Katakanlah Jungkook manusia tersinting dan ternekat sedunia, antara polos dan idiot memang berbeda tipis.

Selepas pengakuan sintingnya tadi, dia bergegas mandi dan tidur, tak memusingkan tentang Taehyung yang membanting pintu tepat dihadapan wajahnya, dan masih melanjutkan kesantaiannya ketika ia terbangun dari tidurnya pukul setengah enam sore –yang ia tak menyangka bisa tidur selama itu–dan tak mendapati pemilik rumah di setiap sudut ruangan yang dengan lancang Jungkook telusuri secara menyeluruh–Tanpa izin tuan rumah.–

Masih tetap dengan santai kembali masuk ke kamar ternyaman yang pernah ia miliki, duduk di tepi ranjang dan menyambar ponsel yang sudah terisi daya penuh, lantas menghubungi wali tidak sah nya.

"Yoongi hyung, aku kabur dari rumah." Ucapnya tanpa basa-basi.

"[Sudah sering, 'kan? tak perlu mengadu.]" Yoongi menjawab terlampau santai, suaranya bersaing dengan berisiknya suara kendaraan, mungkin sedang diluar.

"Ku kira kau akan khawatir." Rajuknya, "Yang ini berbeda hyung, aku tak akan kembali ke rumah lagi, benar-benar kabur yang sesungguhnya."

"[Kunci rumah dibawah pot hitam seperti biasa, aku sedang tidak dirumah.]"

Jungkook tersenyum, tahu betul bahwa hyungnya sedang menawari tempat menginap, Yoongi memang yang terbaik.

"Aku akan datang besok, hyung. Ada ahjussi baik hati yang menolong–Oh! hyung, KENAPA KAU TIDAK MENJAWAB PANGGILAN KU PAGI TADI?! AKU HAMPIR DI JUAL AYAH LAGI, TAHU!"

Nah, masih ingat kepanikan Jungkook tadi pagi?

"[Jungkook, aku dalam perjalanan pulang, datang malam ini juga.]"Bahkan lewat telepon saja Jungkook bisa merasakan aura Yoongi menjadi begitu dingin, ini tidak baik, Dahi Jungkook mengkerut, seharusnya Jungkook yang marah disini, kenapa jadi terbalik.

Jungkook salah, apa?

Yoongi memutuskan sambungan saat itu juga, dan Jungkook sejenak mematai layar ponselnya yang menampilkan catatan durasi panggilan. Mengangkat bahu tak peduli lantas bergerak keluar kamar, meninggalkan ponselnya asal diatas ranjang.

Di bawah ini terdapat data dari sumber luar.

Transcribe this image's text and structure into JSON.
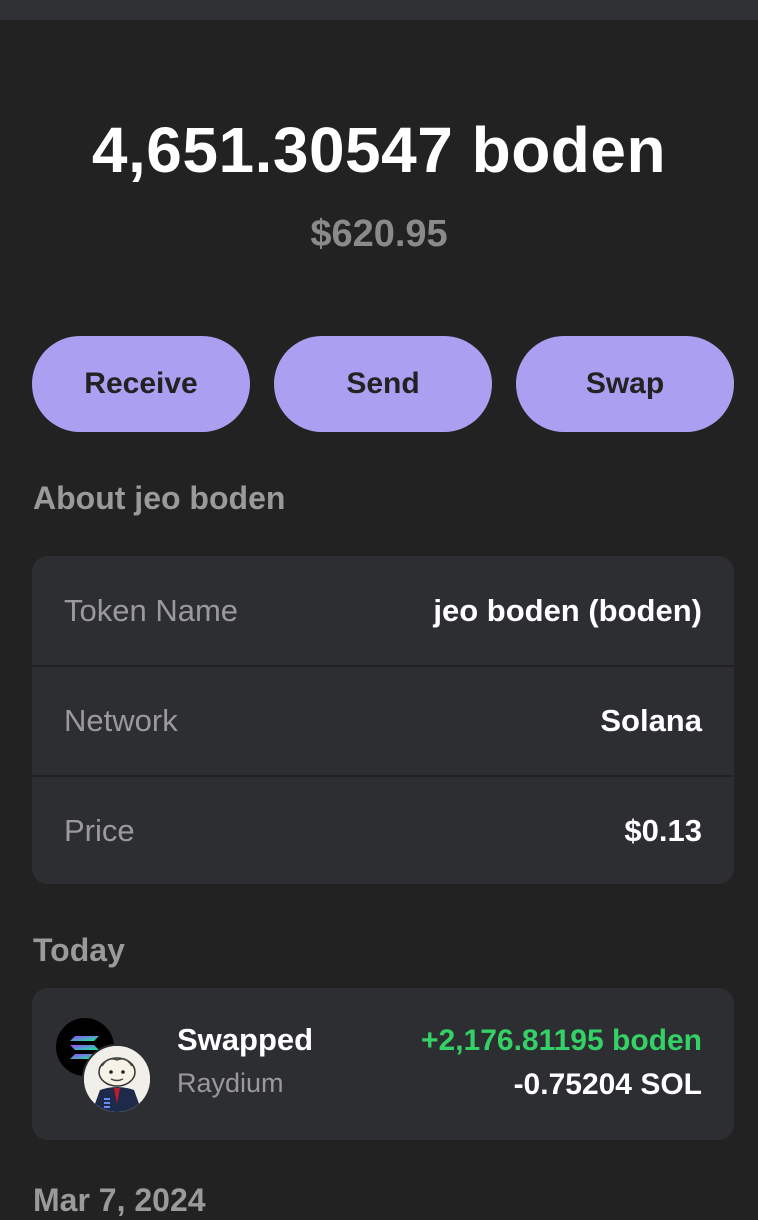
{
  "balance": {
    "amount": "4,651.30547 boden",
    "usd": "$620.95"
  },
  "actions": {
    "receive": "Receive",
    "send": "Send",
    "swap": "Swap"
  },
  "about": {
    "title": "About jeo boden",
    "rows": [
      {
        "label": "Token Name",
        "value": "jeo boden (boden)"
      },
      {
        "label": "Network",
        "value": "Solana"
      },
      {
        "label": "Price",
        "value": "$0.13"
      }
    ]
  },
  "activity": {
    "today_label": "Today",
    "transactions": [
      {
        "title": "Swapped",
        "source": "Raydium",
        "amount_in": "+2,176.81195 boden",
        "amount_out": "-0.75204 SOL",
        "icons": [
          "solana-icon",
          "boden-token-icon"
        ]
      }
    ],
    "next_date_label": "Mar 7, 2024"
  },
  "colors": {
    "background": "#222222",
    "card": "#2d2e32",
    "accent": "#ab9ff2",
    "positive": "#34d167",
    "muted": "#9a9a9a"
  }
}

Masalah Yoongi akan diurusnya setelah kepulangan Taehyung nanti, dia hanya perlu berterimakasih dan berpamitan, demamnya juga sudah sembuh, jadi dia bisa pergi dengan leluasa.

Matahari sudah terbenam.

Sebentar lagi waktunya makan malam, jadi dia berencana untuk memasak, perkataan tentang ia yang pandai memasak tempo hari bukanlah omong kosong belaka, sedari kecil dia memang sudah memegang urusan rumah, tentu saja karna sang ayah tak bisa diandalkan sama sekali.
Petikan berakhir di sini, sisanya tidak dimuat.